N-cyclohexyl-N-methylcyclohexylamine

Administrative data

Endpoint:

in vivo mammalian somatic cell study: cytogenicity / bone marrow chromosome aberration

Remarks:

Type of genotoxicity: chromosome aberration

Type of information:

experimental study

Adequacy of study:

key study

Reliability:

2 (reliable with restrictions)

Rationale for reliability incl. deficiencies:

other: no guideline study but a very thoroughly reported test.

Data source

Materials and methods

GLP compliance:

not specified

Type of assay:

mammalian germ cell cytogenetic assay

Test material

Test animals

Species:

rat

Strain:

other: CD

Sex:

male/female

Details on test animals or test system and environmental conditions:

ANIMAL MAINTAINANCE
test(1) 30 rats /sex/concentration
test(2) 10 rats/sex/concentration
housed individually in cages
room light intensity: 200 lux
12 hour light-dark cycle,
temperature ca. 22°C,
relative humidity: 50 %,
food and water freely available
Each animal was examined for any signs of ill health before being transferred into the exposure chamber.

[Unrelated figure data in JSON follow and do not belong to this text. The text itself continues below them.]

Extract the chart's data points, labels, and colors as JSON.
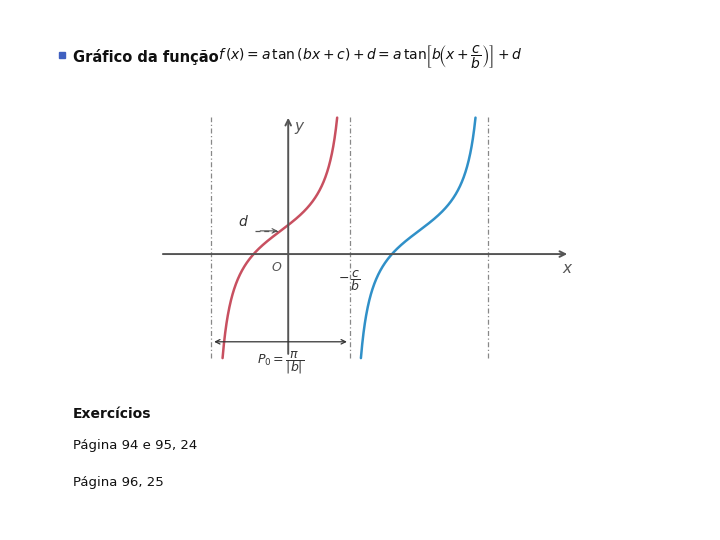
{
  "bg_color": "#ffffff",
  "box_color": "#f5c090",
  "box_edge_color": "#cc8844",
  "box_title": "Exercícios",
  "box_line1": "Página 94 e 95, 24",
  "box_line2": "Página 96, 25",
  "header_bullet_color": "#4060c0",
  "header_text": "Gráfico da função",
  "axis_color": "#555555",
  "dash_color": "#888888",
  "curve1_color": "#c85060",
  "curve2_color": "#3090c8",
  "d_label": "$d$",
  "xaxis_label": "$x$",
  "yaxis_label": "$y$",
  "origin_label": "$O$"
}
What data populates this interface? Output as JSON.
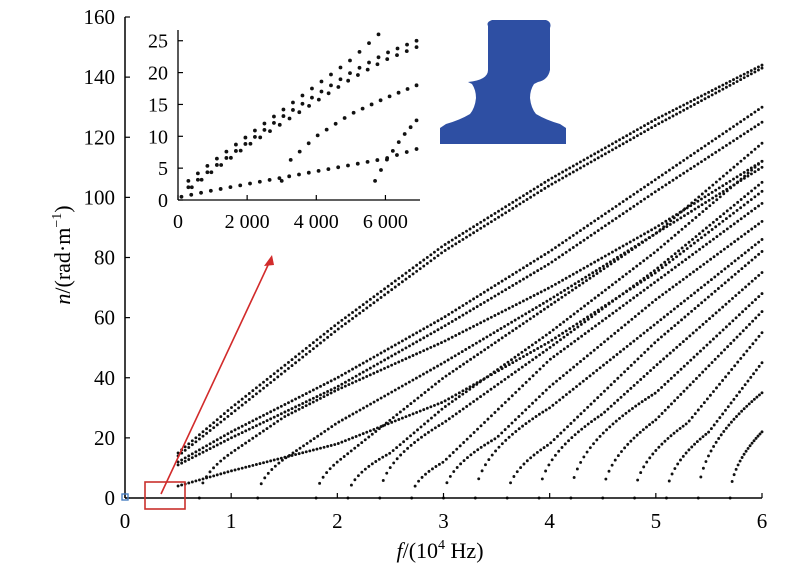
{
  "chart_data": [
    {
      "type": "scatter",
      "title": "",
      "xlabel_parts": [
        "f",
        "/(10",
        "4",
        " Hz)"
      ],
      "ylabel_parts": [
        "n",
        "/(rad·m",
        "−1",
        ")"
      ],
      "xlim": [
        0,
        6
      ],
      "ylim": [
        0,
        160
      ],
      "xticks": [
        "0",
        "1",
        "2",
        "3",
        "4",
        "5",
        "6"
      ],
      "yticks": [
        "0",
        "20",
        "40",
        "60",
        "80",
        "100",
        "120",
        "140",
        "160"
      ],
      "grid": false,
      "marker_color": "#111111",
      "series": [
        {
          "kind": "propagating",
          "cutoff": 0,
          "values": [
            [
              0.5,
              15
            ],
            [
              1,
              30
            ],
            [
              2,
              58
            ],
            [
              3,
              84
            ],
            [
              4,
              106
            ],
            [
              5,
              126
            ],
            [
              6,
              144
            ]
          ]
        },
        {
          "kind": "propagating",
          "cutoff": 0,
          "values": [
            [
              0.5,
              14
            ],
            [
              1,
              28
            ],
            [
              2,
              56
            ],
            [
              3,
              82
            ],
            [
              4,
              104
            ],
            [
              5,
              124
            ],
            [
              6,
              143
            ]
          ]
        },
        {
          "kind": "propagating",
          "cutoff": 0,
          "values": [
            [
              0.5,
              12
            ],
            [
              1,
              22
            ],
            [
              2,
              40
            ],
            [
              3,
              60
            ],
            [
              4,
              82
            ],
            [
              5,
              106
            ],
            [
              6,
              130
            ]
          ]
        },
        {
          "kind": "propagating",
          "cutoff": 0,
          "values": [
            [
              0.5,
              11
            ],
            [
              1,
              20
            ],
            [
              2,
              37
            ],
            [
              3,
              57
            ],
            [
              4,
              78
            ],
            [
              5,
              102
            ],
            [
              6,
              125
            ]
          ]
        },
        {
          "kind": "propagating",
          "cutoff": 0,
          "values": [
            [
              0.5,
              4
            ],
            [
              1,
              9
            ],
            [
              2,
              18
            ],
            [
              3,
              32
            ],
            [
              4,
              52
            ],
            [
              5,
              75
            ],
            [
              6,
              102
            ]
          ]
        },
        {
          "kind": "cutoff",
          "cutoff": 0.7,
          "values": [
            [
              0.7,
              0
            ],
            [
              1,
              15
            ],
            [
              1.5,
              27
            ],
            [
              2,
              36
            ],
            [
              3,
              52
            ],
            [
              4,
              70
            ],
            [
              5,
              90
            ],
            [
              6,
              112
            ]
          ]
        },
        {
          "kind": "cutoff",
          "cutoff": 1.25,
          "values": [
            [
              1.25,
              0
            ],
            [
              1.5,
              13
            ],
            [
              2,
              25
            ],
            [
              3,
              45
            ],
            [
              4,
              66
            ],
            [
              5,
              88
            ],
            [
              6,
              110
            ]
          ]
        },
        {
          "kind": "cutoff",
          "cutoff": 1.8,
          "values": [
            [
              1.8,
              0
            ],
            [
              2,
              12
            ],
            [
              3,
              40
            ],
            [
              4,
              64
            ],
            [
              5,
              88
            ],
            [
              6,
              118
            ]
          ]
        },
        {
          "kind": "cutoff",
          "cutoff": 2.1,
          "values": [
            [
              2.1,
              0
            ],
            [
              2.5,
              15
            ],
            [
              3,
              30
            ],
            [
              4,
              55
            ],
            [
              5,
              82
            ],
            [
              6,
              112
            ]
          ]
        },
        {
          "kind": "cutoff",
          "cutoff": 2.4,
          "values": [
            [
              2.4,
              0
            ],
            [
              3,
              25
            ],
            [
              4,
              50
            ],
            [
              5,
              76
            ],
            [
              6,
              105
            ]
          ]
        },
        {
          "kind": "cutoff",
          "cutoff": 2.7,
          "values": [
            [
              2.7,
              0
            ],
            [
              3,
              12
            ],
            [
              4,
              46
            ],
            [
              5,
              72
            ],
            [
              6,
              98
            ]
          ]
        },
        {
          "kind": "cutoff",
          "cutoff": 3.0,
          "values": [
            [
              3.0,
              0
            ],
            [
              3.5,
              20
            ],
            [
              4,
              37
            ],
            [
              5,
              66
            ],
            [
              6,
              92
            ]
          ]
        },
        {
          "kind": "cutoff",
          "cutoff": 3.3,
          "values": [
            [
              3.3,
              0
            ],
            [
              4,
              30
            ],
            [
              5,
              58
            ],
            [
              6,
              86
            ]
          ]
        },
        {
          "kind": "cutoff",
          "cutoff": 3.6,
          "values": [
            [
              3.6,
              0
            ],
            [
              4,
              18
            ],
            [
              5,
              52
            ],
            [
              6,
              82
            ]
          ]
        },
        {
          "kind": "cutoff",
          "cutoff": 3.9,
          "values": [
            [
              3.9,
              0
            ],
            [
              4.5,
              28
            ],
            [
              5,
              44
            ],
            [
              6,
              75
            ]
          ]
        },
        {
          "kind": "cutoff",
          "cutoff": 4.2,
          "values": [
            [
              4.2,
              0
            ],
            [
              5,
              35
            ],
            [
              6,
              68
            ]
          ]
        },
        {
          "kind": "cutoff",
          "cutoff": 4.5,
          "values": [
            [
              4.5,
              0
            ],
            [
              5,
              26
            ],
            [
              6,
              62
            ]
          ]
        },
        {
          "kind": "cutoff",
          "cutoff": 4.8,
          "values": [
            [
              4.8,
              0
            ],
            [
              5.3,
              25
            ],
            [
              6,
              55
            ]
          ]
        },
        {
          "kind": "cutoff",
          "cutoff": 5.1,
          "values": [
            [
              5.1,
              0
            ],
            [
              5.5,
              22
            ],
            [
              6,
              45
            ]
          ]
        },
        {
          "kind": "cutoff",
          "cutoff": 5.4,
          "values": [
            [
              5.4,
              0
            ],
            [
              6,
              35
            ]
          ]
        },
        {
          "kind": "cutoff",
          "cutoff": 5.7,
          "values": [
            [
              5.7,
              0
            ],
            [
              6,
              22
            ]
          ]
        }
      ]
    },
    {
      "type": "scatter",
      "title": "",
      "xlim": [
        0,
        7000
      ],
      "ylim": [
        0,
        27
      ],
      "xticks": [
        "0",
        "2 000",
        "4 000",
        "6 000"
      ],
      "yticks": [
        "0",
        "5",
        "10",
        "15",
        "20",
        "25"
      ],
      "grid": false,
      "marker_color": "#111111",
      "series": [
        {
          "values": [
            [
              300,
              3
            ],
            [
              1000,
              6
            ],
            [
              2000,
              10
            ],
            [
              3000,
              14
            ],
            [
              4000,
              18
            ],
            [
              5000,
              22
            ],
            [
              5800,
              26
            ]
          ]
        },
        {
          "values": [
            [
              300,
              2
            ],
            [
              1000,
              5
            ],
            [
              2000,
              9
            ],
            [
              3000,
              13
            ],
            [
              4000,
              16.5
            ],
            [
              5000,
              20
            ],
            [
              6000,
              23
            ],
            [
              6900,
              25
            ]
          ]
        },
        {
          "values": [
            [
              400,
              2
            ],
            [
              1000,
              4.5
            ],
            [
              2000,
              8.5
            ],
            [
              3000,
              12
            ],
            [
              4000,
              15.5
            ],
            [
              5000,
              19
            ],
            [
              6000,
              22
            ],
            [
              6900,
              24
            ]
          ]
        },
        {
          "values": [
            [
              3000,
              3
            ],
            [
              3200,
              6
            ],
            [
              4000,
              10
            ],
            [
              5000,
              13.5
            ],
            [
              6000,
              16
            ],
            [
              6900,
              18
            ]
          ]
        },
        {
          "values": [
            [
              100,
              0.5
            ],
            [
              1000,
              1.5
            ],
            [
              2000,
              2.5
            ],
            [
              3000,
              3.5
            ],
            [
              4000,
              4.5
            ],
            [
              5000,
              5.5
            ],
            [
              6000,
              6.5
            ],
            [
              6900,
              8
            ]
          ]
        },
        {
          "values": [
            [
              5700,
              3
            ],
            [
              6000,
              6
            ],
            [
              6500,
              10
            ],
            [
              6900,
              12.5
            ]
          ]
        }
      ]
    }
  ],
  "rail_color": "#2e4fa3",
  "arrow_color": "#d22b2b",
  "zoom_box_color": "#c9302c",
  "origin_marker_color": "#4a7fc1"
}
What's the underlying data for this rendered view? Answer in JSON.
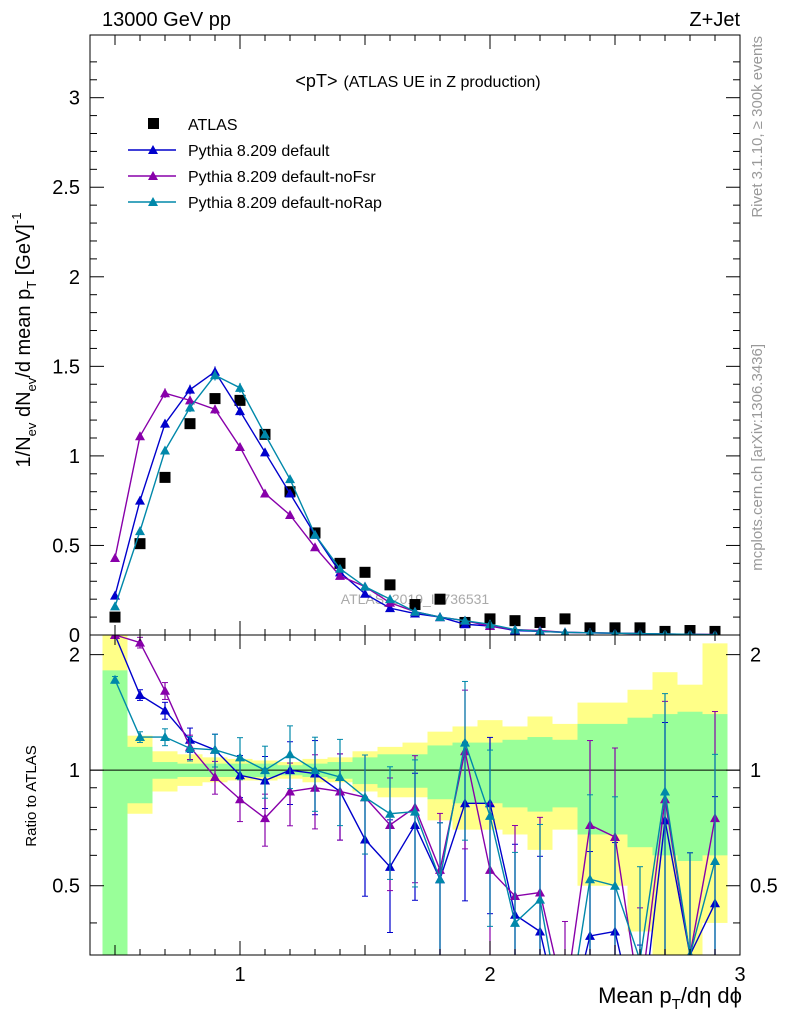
{
  "header": {
    "left": "13000 GeV pp",
    "right": "Z+Jet"
  },
  "side": {
    "rivet": "Rivet 3.1.10, ≥ 300k events",
    "mcplots": "mcplots.cern.ch [arXiv:1306.3436]"
  },
  "watermark": "ATLAS_2019_I1736531",
  "colors": {
    "ATLAS": "#000000",
    "default": "#0000cc",
    "noFsr": "#8800aa",
    "noRap": "#0088aa",
    "band_outer": "#ffff88",
    "band_inner": "#99ff99"
  },
  "chart_data": [
    {
      "type": "line",
      "title": "<pT>",
      "subtitle": "(ATLAS UE in Z production)",
      "ylabel_parts": {
        "a": "1/N",
        "b": "ev",
        "c": " dN",
        "d": "ev",
        "e": "/d mean p",
        "f": "T",
        "g": " [GeV]",
        "h": "-1"
      },
      "xlim": [
        0.4,
        3.0
      ],
      "ylim": [
        0,
        3.35
      ],
      "yticks": [
        0,
        0.5,
        1,
        1.5,
        2,
        2.5,
        3
      ],
      "ytick_labels": [
        "0",
        "0.5",
        "1",
        "1.5",
        "2",
        "2.5",
        "3"
      ],
      "x": [
        0.5,
        0.6,
        0.7,
        0.8,
        0.9,
        1.0,
        1.1,
        1.2,
        1.3,
        1.4,
        1.5,
        1.6,
        1.7,
        1.8,
        1.9,
        2.0,
        2.1,
        2.2,
        2.3,
        2.4,
        2.5,
        2.6,
        2.7,
        2.8,
        2.9
      ],
      "series": [
        {
          "name": "ATLAS",
          "marker": "square",
          "values": [
            0.1,
            0.51,
            0.88,
            1.18,
            1.32,
            1.31,
            1.12,
            0.8,
            0.57,
            0.4,
            0.35,
            0.28,
            0.17,
            0.2,
            0.07,
            0.09,
            0.08,
            0.07,
            0.09,
            0.04,
            0.04,
            0.04,
            0.02,
            0.025,
            0.02
          ]
        },
        {
          "name": "Pythia 8.209 default",
          "marker": "triangle",
          "values": [
            0.22,
            0.75,
            1.18,
            1.37,
            1.47,
            1.25,
            1.02,
            0.79,
            0.56,
            0.35,
            0.23,
            0.15,
            0.12,
            0.1,
            0.06,
            0.05,
            0.025,
            0.02,
            0.015,
            0.012,
            0.01,
            0.008,
            0.005,
            0.004,
            0.002
          ]
        },
        {
          "name": "Pythia 8.209 default-noFsr",
          "marker": "triangle",
          "values": [
            0.43,
            1.11,
            1.35,
            1.31,
            1.26,
            1.05,
            0.79,
            0.67,
            0.49,
            0.33,
            0.27,
            0.18,
            0.13,
            0.1,
            0.08,
            0.05,
            0.03,
            0.025,
            0.015,
            0.012,
            0.01,
            0.008,
            0.005,
            0.004,
            0.003
          ]
        },
        {
          "name": "Pythia 8.209 default-noRap",
          "marker": "triangle",
          "values": [
            0.16,
            0.58,
            1.03,
            1.27,
            1.45,
            1.38,
            1.12,
            0.87,
            0.56,
            0.37,
            0.27,
            0.2,
            0.13,
            0.1,
            0.08,
            0.06,
            0.03,
            0.02,
            0.015,
            0.012,
            0.01,
            0.008,
            0.006,
            0.004,
            0.002
          ]
        }
      ]
    },
    {
      "type": "line",
      "ylabel": "Ratio to ATLAS",
      "xlabel_parts": {
        "a": "Mean p",
        "b": "T",
        "c": "/dη dϕ"
      },
      "xlim": [
        0.4,
        3.0
      ],
      "ylim": [
        0.33,
        2.25
      ],
      "xticks": [
        1,
        2,
        3
      ],
      "xtick_labels": [
        "1",
        "2",
        "3"
      ],
      "yticks": [
        0.5,
        1,
        2
      ],
      "ytick_labels": [
        "0.5",
        "1",
        "2"
      ],
      "bands": {
        "outer_lo": [
          0.33,
          0.77,
          0.88,
          0.91,
          0.93,
          0.94,
          0.94,
          0.95,
          0.93,
          0.93,
          0.88,
          0.85,
          0.85,
          0.74,
          0.7,
          0.7,
          0.68,
          0.62,
          0.7,
          0.5,
          0.5,
          0.38,
          0.33,
          0.33,
          0.4
        ],
        "outer_hi": [
          2.25,
          1.23,
          1.12,
          1.1,
          1.08,
          1.07,
          1.06,
          1.05,
          1.07,
          1.08,
          1.12,
          1.15,
          1.18,
          1.26,
          1.3,
          1.35,
          1.3,
          1.38,
          1.32,
          1.5,
          1.5,
          1.62,
          1.8,
          1.67,
          2.14
        ],
        "inner_lo": [
          0.33,
          0.82,
          0.95,
          0.96,
          0.96,
          0.96,
          0.96,
          0.97,
          0.96,
          0.95,
          0.92,
          0.9,
          0.9,
          0.84,
          0.82,
          0.82,
          0.8,
          0.78,
          0.8,
          0.68,
          0.68,
          0.63,
          0.6,
          0.58,
          0.6
        ],
        "inner_hi": [
          1.82,
          1.15,
          1.05,
          1.04,
          1.04,
          1.04,
          1.04,
          1.03,
          1.04,
          1.05,
          1.08,
          1.1,
          1.1,
          1.16,
          1.18,
          1.18,
          1.2,
          1.22,
          1.2,
          1.32,
          1.32,
          1.37,
          1.4,
          1.42,
          1.4
        ]
      },
      "series": [
        {
          "name": "Pythia 8.209 default",
          "values": [
            2.25,
            1.57,
            1.43,
            1.2,
            1.13,
            0.97,
            0.94,
            1.0,
            0.98,
            0.88,
            0.66,
            0.56,
            0.72,
            0.52,
            0.82,
            0.82,
            0.42,
            0.38,
            0.2,
            0.37,
            0.38,
            0.2,
            0.74,
            0.33,
            0.45
          ]
        },
        {
          "name": "Pythia 8.209 default-noFsr",
          "values": [
            2.25,
            2.15,
            1.61,
            1.15,
            0.96,
            0.84,
            0.75,
            0.88,
            0.9,
            0.88,
            0.85,
            0.72,
            0.8,
            0.55,
            1.12,
            0.55,
            0.47,
            0.48,
            0.25,
            0.72,
            0.67,
            0.25,
            0.84,
            0.33,
            0.75
          ]
        },
        {
          "name": "Pythia 8.209 default-noRap",
          "values": [
            1.72,
            1.22,
            1.22,
            1.14,
            1.13,
            1.08,
            1.0,
            1.1,
            1.0,
            0.96,
            0.85,
            0.77,
            0.78,
            0.52,
            1.18,
            0.76,
            0.4,
            0.46,
            0.2,
            0.52,
            0.5,
            0.32,
            0.88,
            0.33,
            0.58
          ]
        }
      ]
    }
  ]
}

ATMOSPHERE GENERATION and EXPOSURE
The test atmosphere was produced by bubbling dry, oxygen-free nitrogen (BOC Limited) through a liquid reservoir of N-methyl dicyclohexylamine contained in a 500 ml glass flask contained within a temperature controlled heating mantle. The nitrogen/N-methyl dicyclohexylamine vapor mixture was ducted through 7/8" stainless steel piping to a glass mixing vessel and diluted with filtered, compressed air; the resulting mixture was ducted to the top of the exposure chamber. The atmospheres in the exposure chamber were dynamic in that they were continuously generated for a single pass through the animal holding zone, before being extracted from the bottom and ducted away.
The required atmospheric concentration within the exposure chamber were maintained finely regulating the flow of nitrogen and diluting air into the mixing vessels by means of adjustable flow meteres.
Animals were whole-body exposed.

CONTROLS
Negative control animals were exposed to air.
Animals serving as positive controls received ethylmethane sulphonate orally:
test (1): 250 mg/kg bw
test (2): 100 mg/kg bw/day for 5 consecutive days

Administration / exposure

Route of administration:

inhalation

Duration of treatment / exposure:

(1) once, 7 hours (2) 7 hrs/day, 5 consecutive days

Frequency of treatment:

6,24, 48h

No. of animals per sex per dose:

test(1) 30 rats /sex/concentration
test(2) 10 rats/sex/concentration

Examinations

Details of tissue and slide preparation:

CYTOGENETIC ANALYSES
Cytogenetic analysis was made of rat bone marrow cells from femur after 6 hours, 24 hours and 48 hours (single exposure experiment: 10 rats sacrificed at each sampling time) or 6 hours after the last exposure(repeat exposure experiment: all 10 rats sacrificed). Two hours before sacrifice animals were injected i.p. with colchicine dissolved in Hank's balanced Salt solution.

Evaluation criteria:

For each animal 50 cells with a minimum of 41 well spread chromosomes were examined and scored.
The number of abnormalities was recorded including gaps, breaks, fragments, dicentrics, translocations and pulverisation.

Statistics:

STATISTICAL EVALUATION
Freeman-Tukey transformation
one-sided Student's t-test

Results and discussion

Any other information on results incl. tables

N-methyl dicyclohexylamine did not increase the frequency of aberrant cells in rat bone marrow. The positive control was functional..

Applicant's summary and conclusion

Conclusions:

Interpretation of results (migrated information): negative
N-methyl dicyclohexylamine did not increase the frequency of aberrant cells in rat bone marrow.

Executive summary:

N-methyl dicyclohexylamine did not increase the frequency of aberrant cells in rat bone marrow.